Antisemitism and racism kill. Right wing terrorism is threatening our society.

The right-wing terrorist attack in Halle leaves us stunned and makes us angry. We commemorate the victims. Our thoughts turn to all members of the Jewish community, all affected people, relatives of the victims in and around the snack bar and at the further targets of the attack, as well as to all those who have long since ceased to feel safe.

Two people were killed in the terrorist attack. The members of the Jewish community have only just escaped a massacre. By now it is evident, that the perpetrator acted based on antisemitic and racist motives. He may have committed the crime alone, he is therefore not a lone perpetrator - the crime stands in the following context:

Jews, Muslims, People of Colour and all those who don’t fit into the inhuman conception of the world of the (extreme) Right, can no longer feel safe and secure
• More than 200 people have been killed by right-wing violence since 1990 in Germany
• Consolidated militant Nazi structures, the NSU network and right-wing networks in German security agencies
• Lack of willingness to elucidate and bring about justice, as recently experienced in the NSU Complex and in other radical right acts of violence
An unceasing trivialisation of the right-wing danger and a defamation and obstruction of democratic, civil society and antifascist engagement
and an advancing normalisation of antisemitic, racist and inhuman mindset in parliaments, media and the general public

We view this act as an attack on our society! A society in which we are committed to defend social and human rights and in which all people should be able to live a self-determined life free of fear.

Antisemitism, racism and any form of group-based discrimination are not mere opinions that a democratic society must endure. They lead to inhumanity, humiliation, discrimination and violent crime. We stand united and oppose this resolutely.

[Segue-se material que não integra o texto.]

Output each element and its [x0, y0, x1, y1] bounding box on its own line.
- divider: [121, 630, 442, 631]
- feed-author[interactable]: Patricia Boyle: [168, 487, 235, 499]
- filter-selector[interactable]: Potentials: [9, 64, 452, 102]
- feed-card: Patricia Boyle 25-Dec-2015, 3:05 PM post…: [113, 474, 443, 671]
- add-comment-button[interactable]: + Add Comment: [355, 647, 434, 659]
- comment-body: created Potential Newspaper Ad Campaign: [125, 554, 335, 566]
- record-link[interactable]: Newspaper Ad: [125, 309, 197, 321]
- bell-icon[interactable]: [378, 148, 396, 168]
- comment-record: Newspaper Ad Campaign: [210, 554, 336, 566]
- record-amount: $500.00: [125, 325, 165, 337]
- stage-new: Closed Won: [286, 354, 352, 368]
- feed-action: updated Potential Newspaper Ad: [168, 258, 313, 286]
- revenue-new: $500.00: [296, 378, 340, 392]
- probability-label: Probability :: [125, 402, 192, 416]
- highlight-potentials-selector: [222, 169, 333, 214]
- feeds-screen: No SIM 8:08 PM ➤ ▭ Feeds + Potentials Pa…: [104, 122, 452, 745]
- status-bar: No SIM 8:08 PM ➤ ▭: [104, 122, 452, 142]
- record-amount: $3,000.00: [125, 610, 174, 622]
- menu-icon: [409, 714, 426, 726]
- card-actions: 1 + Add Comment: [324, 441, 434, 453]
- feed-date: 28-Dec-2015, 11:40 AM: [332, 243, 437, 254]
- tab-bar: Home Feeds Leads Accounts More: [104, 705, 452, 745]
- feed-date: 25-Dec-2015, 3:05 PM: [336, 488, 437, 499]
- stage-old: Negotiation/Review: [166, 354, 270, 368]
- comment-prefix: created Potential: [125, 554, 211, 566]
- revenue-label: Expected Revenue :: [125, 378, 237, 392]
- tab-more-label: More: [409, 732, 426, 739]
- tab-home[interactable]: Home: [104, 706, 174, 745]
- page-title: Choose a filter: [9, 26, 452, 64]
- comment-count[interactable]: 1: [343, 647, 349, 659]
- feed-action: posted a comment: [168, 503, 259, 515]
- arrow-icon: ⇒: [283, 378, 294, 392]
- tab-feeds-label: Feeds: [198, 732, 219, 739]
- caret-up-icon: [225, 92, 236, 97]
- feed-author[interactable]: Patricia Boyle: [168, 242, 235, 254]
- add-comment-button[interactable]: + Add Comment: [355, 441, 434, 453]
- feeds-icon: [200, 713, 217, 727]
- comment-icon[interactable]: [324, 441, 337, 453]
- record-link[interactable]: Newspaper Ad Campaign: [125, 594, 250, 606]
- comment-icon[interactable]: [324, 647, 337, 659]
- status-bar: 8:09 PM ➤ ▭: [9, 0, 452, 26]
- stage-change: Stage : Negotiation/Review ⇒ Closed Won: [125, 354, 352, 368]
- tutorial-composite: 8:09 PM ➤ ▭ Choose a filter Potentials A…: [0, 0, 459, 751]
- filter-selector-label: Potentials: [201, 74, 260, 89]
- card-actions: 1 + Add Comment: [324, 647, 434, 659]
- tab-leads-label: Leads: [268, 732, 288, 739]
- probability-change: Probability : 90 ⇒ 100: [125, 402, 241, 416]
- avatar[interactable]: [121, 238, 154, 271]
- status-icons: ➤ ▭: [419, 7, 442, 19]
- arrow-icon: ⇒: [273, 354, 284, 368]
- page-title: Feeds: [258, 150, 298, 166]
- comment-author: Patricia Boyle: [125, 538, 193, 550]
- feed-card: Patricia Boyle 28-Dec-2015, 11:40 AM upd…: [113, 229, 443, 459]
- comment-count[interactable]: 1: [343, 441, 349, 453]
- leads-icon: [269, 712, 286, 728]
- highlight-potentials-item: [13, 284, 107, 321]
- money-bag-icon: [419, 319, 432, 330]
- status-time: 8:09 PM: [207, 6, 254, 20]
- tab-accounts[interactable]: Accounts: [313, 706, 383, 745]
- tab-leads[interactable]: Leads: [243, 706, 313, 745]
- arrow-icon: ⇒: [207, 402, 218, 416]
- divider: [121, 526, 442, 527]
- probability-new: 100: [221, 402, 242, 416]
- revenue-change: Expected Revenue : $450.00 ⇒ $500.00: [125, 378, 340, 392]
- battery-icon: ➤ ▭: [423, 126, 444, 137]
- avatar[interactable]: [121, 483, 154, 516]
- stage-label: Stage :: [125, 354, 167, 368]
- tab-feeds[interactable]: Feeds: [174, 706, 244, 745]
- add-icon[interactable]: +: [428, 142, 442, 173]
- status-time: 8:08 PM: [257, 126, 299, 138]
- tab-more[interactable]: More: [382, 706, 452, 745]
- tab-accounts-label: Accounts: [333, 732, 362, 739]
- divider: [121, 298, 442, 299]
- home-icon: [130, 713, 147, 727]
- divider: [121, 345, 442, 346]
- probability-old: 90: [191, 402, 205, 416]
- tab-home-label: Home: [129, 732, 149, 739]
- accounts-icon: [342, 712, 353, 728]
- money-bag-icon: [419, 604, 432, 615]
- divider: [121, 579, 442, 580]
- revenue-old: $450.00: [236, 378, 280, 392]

In this difficult hour, we stand together in solidarity and above all: indivisible!
We demand a consistent and complete resolution of all right-wing criminal acts of violence!
We call on everyone to show solidarity!
We will not allow ourselves to be played off against each other.
Together we express our grief, anger and compassion. On Sunday, October 13th we will walk from the Bebelplatz in Berlin-Mitte to the New Synagogue in the Oranienburger Straße.

This call was initiated by people, activists and organisations from the #Unteilbar alliance. We invite all people, groups and alliances who are committed to the demands and principles of the call to join us. The demonstration was registered together by #unteilbar and the Jewish Forum for democracy and against antisemitism – JFDA.